Overwrought introduction aside, Walker has been a massive disappointment so far, running a 5 wRC+ in 85 plate appearances. That would be acceptable from a starting pitcher, but from what I gather, Walker is an infielder and not a pitcher. Shohei Ohtani gets all the attention for being a two-way player, but Walker’s doing something just as amazing—he’s succeeding in no way at all.

However, I think that (unpopular take alert) Walker’s still probably worth keeping around until Greg Bird’s return. Here are my reasons why: his lengthy track record, his not-too-bad peripheral numbers, and the regression of Tyler Austin.

Firstly, it’s too early to say that Walker is toast, because guys with his track record don’t suddenly just fall off a cliff. Walker is the owner of a career 112 wRC+, and save for his 17-game MLB debut back in 2009 he's always posted above average offensive numbers. Admittedly, Walker has shown some signs of decline in recent years, most notably his declining production against left-handed pitching. It's safe to say that Walker is a platoon bat at this point in his career.

However, this fails to explain why Walker has cratered against all kinds of pitching so suddenly this year. If we can't really point to a damning feature of Walker's game that suggests he's done, chances are positive regression is going to kick in and he's going to approach his career numbers going forward. If so, why not keep him around instead of cutting him and letting some other team enjoy the ride?

The argument above only holds water if Walker's peripheral numbers are decent enough to suggest his skills are intact. This brings me to reason number two - while there are some red flags in Walker’s profile, there’s nothing that suggests he is deserving of a collapse of this magnitude.

Those of you who want to believe in Walker can take solace in the fact that his plate discipline hasn't disappeared even during his current slump.
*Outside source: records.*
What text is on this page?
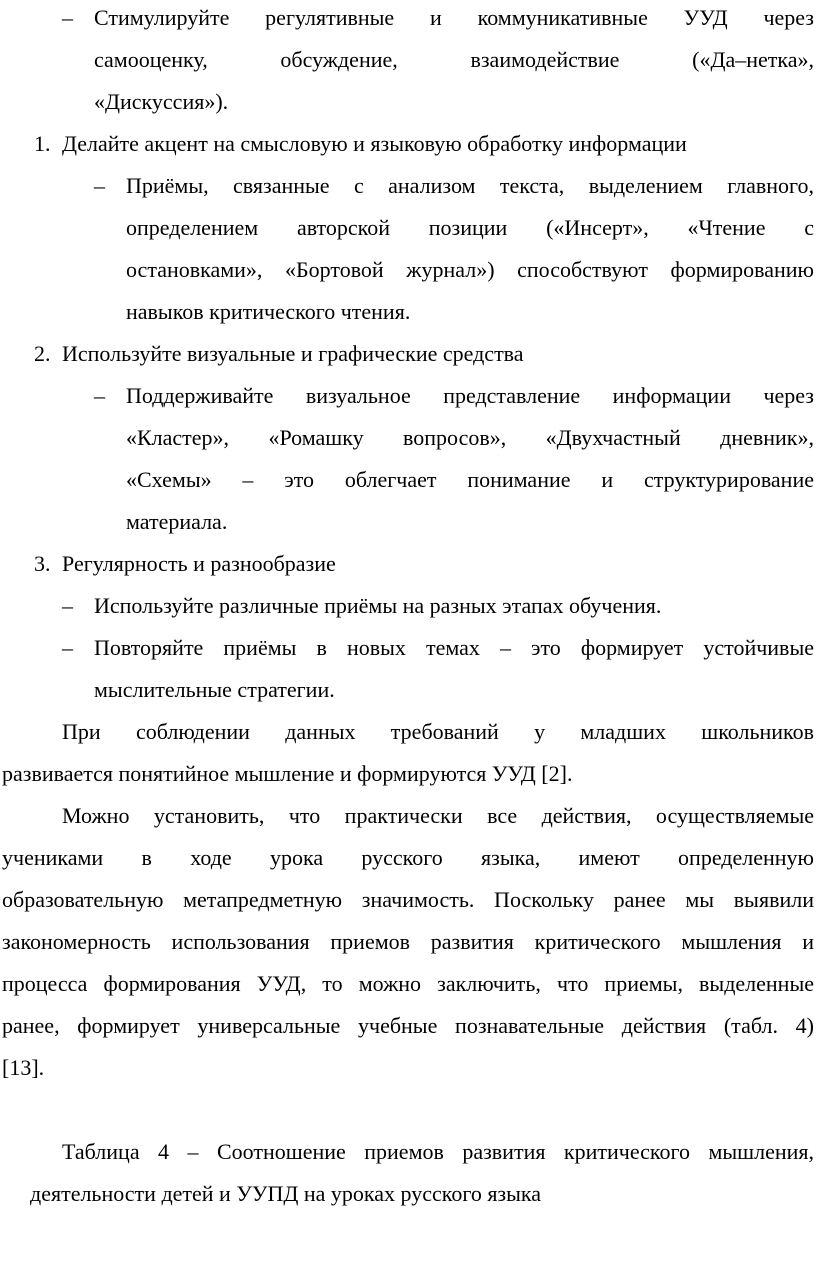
– Стимулируйте регулятивные и коммуникативные УУД через
самооценку, обсуждение, взаимодействие («Да–нетка»,
«Дискуссия»).
1. Делайте акцент на смысловую и языковую обработку информации
– Приёмы, связанные с анализом текста, выделением главного,
определением авторской позиции («Инсерт», «Чтение с
остановками», «Бортовой журнал») способствуют формированию
навыков критического чтения.
2. Используйте визуальные и графические средства
– Поддерживайте визуальное представление информации через
«Кластер», «Ромашку вопросов», «Двухчастный дневник»,
«Схемы» – это облегчает понимание и структурирование
материала.
3. Регулярность и разнообразие
– Используйте различные приёмы на разных этапах обучения.
– Повторяйте приёмы в новых темах – это формирует устойчивые
мыслительные стратегии.
При соблюдении данных требований у младших школьников
развивается понятийное мышление и формируются УУД [2].
Можно установить, что практически все действия, осуществляемые
учениками в ходе урока русского языка, имеют определенную
образовательную метапредметную значимость. Поскольку ранее мы выявили
закономерность использования приемов развития критического мышления и
процесса формирования УУД, то можно заключить, что приемы, выделенные
ранее, формирует универсальные учебные познавательные действия (табл. 4)
[13].
Таблица 4 – Соотношение приемов развития критического мышления,
деятельности детей и УУПД на уроках русского языка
His O-Swing (33.9%), Z-Swing (63.8%) and overall swing rate (46.9%) aren't far off from his numbers in 2012, when he ran a 112 wRC+. Despite this, Walker's running career-worst strikeout and walk rates (23.5% and 5.9%, respectively). This is because he's swinging through pitches like never before, as his swinging strike rate stands above 10% for the first time in his career.
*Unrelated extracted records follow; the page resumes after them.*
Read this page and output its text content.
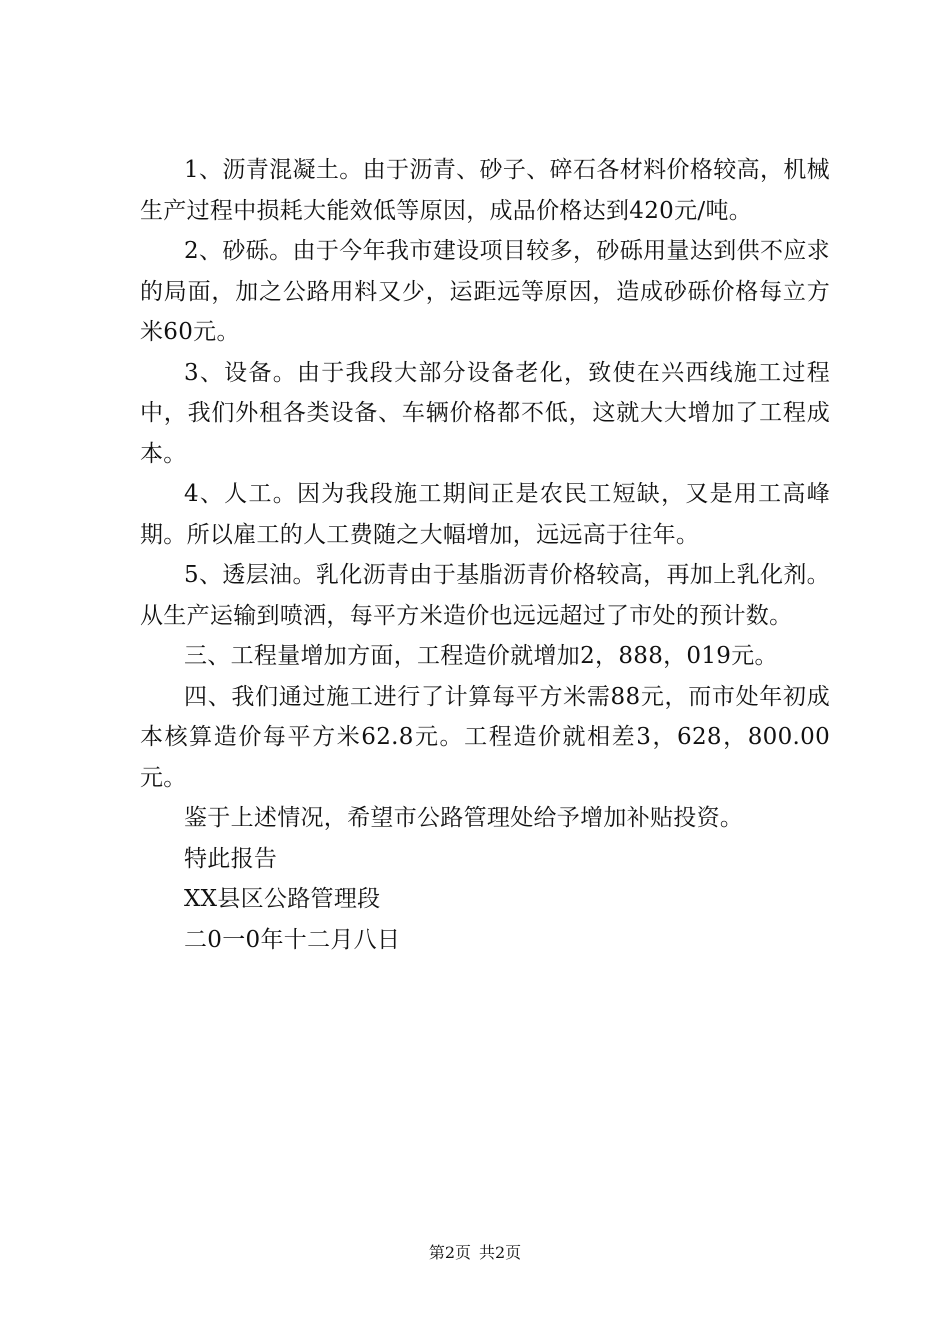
1、沥青混凝土。由于沥青、砂子、碎石各材料价格较高，机械生产过程中损耗大能效低等原因，成品价格达到420元/吨。

2、砂砾。由于今年我市建设项目较多，砂砾用量达到供不应求的局面，加之公路用料又少，运距远等原因，造成砂砾价格每立方米60元。

3、设备。由于我段大部分设备老化，致使在兴西线施工过程中，我们外租各类设备、车辆价格都不低，这就大大增加了工程成本。

4、人工。因为我段施工期间正是农民工短缺，又是用工高峰期。所以雇工的人工费随之大幅增加，远远高于往年。

5、透层油。乳化沥青由于基脂沥青价格较高，再加上乳化剂。从生产运输到喷洒，每平方米造价也远远超过了市处的预计数。

三、工程量增加方面，工程造价就增加2，888，019元。

四、我们通过施工进行了计算每平方米需88元，而市处年初成本核算造价每平方米62.8元。工程造价就相差3，628，800.00元。

鉴于上述情况，希望市公路管理处给予增加补贴投资。

特此报告

XX县区公路管理段

二0一0年十二月八日

第2页 共2页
So, it's not like Walker is hacking at everything at the plate - rather, he's whiffing at the pitches he wants to hit. This is a troubling development for sure, but this still doesn't fully explain why Walker is struggling so mightily. After all, while his whiff rate is a career high, it's barely higher than the league average mark (10.6%). This just doesn't look like the profile of a guy with a wRC+ of 5.

Now, even when he does make contact, Walker's having a hard time getting hits. Some of this is due to luck, as he's currently running a BABIP of .217. However, some of this is earned, because Walker is making more soft contact (21.7 Soft%) and hitting more ground balls (48.3% ground ball rate) than ever before, while his line-drive rate has cratered (11.7%, carrer low). But it's not all doom and gloom here, either - Walker's fly ball rate is right where it needs to be, and his contact rate of 40% is actually higher than it's ever been. All he needs to do his cut down on his ground balls to get back on track.

Finally, while Tyler Austin, Walker’s direct competition for the backup 1B job, is having a great year so far, a closer look reveals that his success doesn’t look so sustainable. The gains Tyler Austin made in his plate discipline have all but vanished, as his O-Swing, Z-Swing, and swinging strike rates are now all well within his career averages. In addition, while he's had success against right-handed pitching this year, his 4.2 walk rate and 45.8% strikeout rate against them means that he's going to have to keep slugging .600 against them to stay productive. He...probably isn't going to keep doing that.

Austin is essentially what he's always been - a relatively free-swinging, strikeout prone power hitter who needs to be platooned with someone who hits righties. As someone who has historically hit righties very well, Walker fits that bill. Until the return of Greg Bird (hurry back), there is a role for Neil Walker to play on this team. He just needs to play it better, and there's reason to suggest that he will.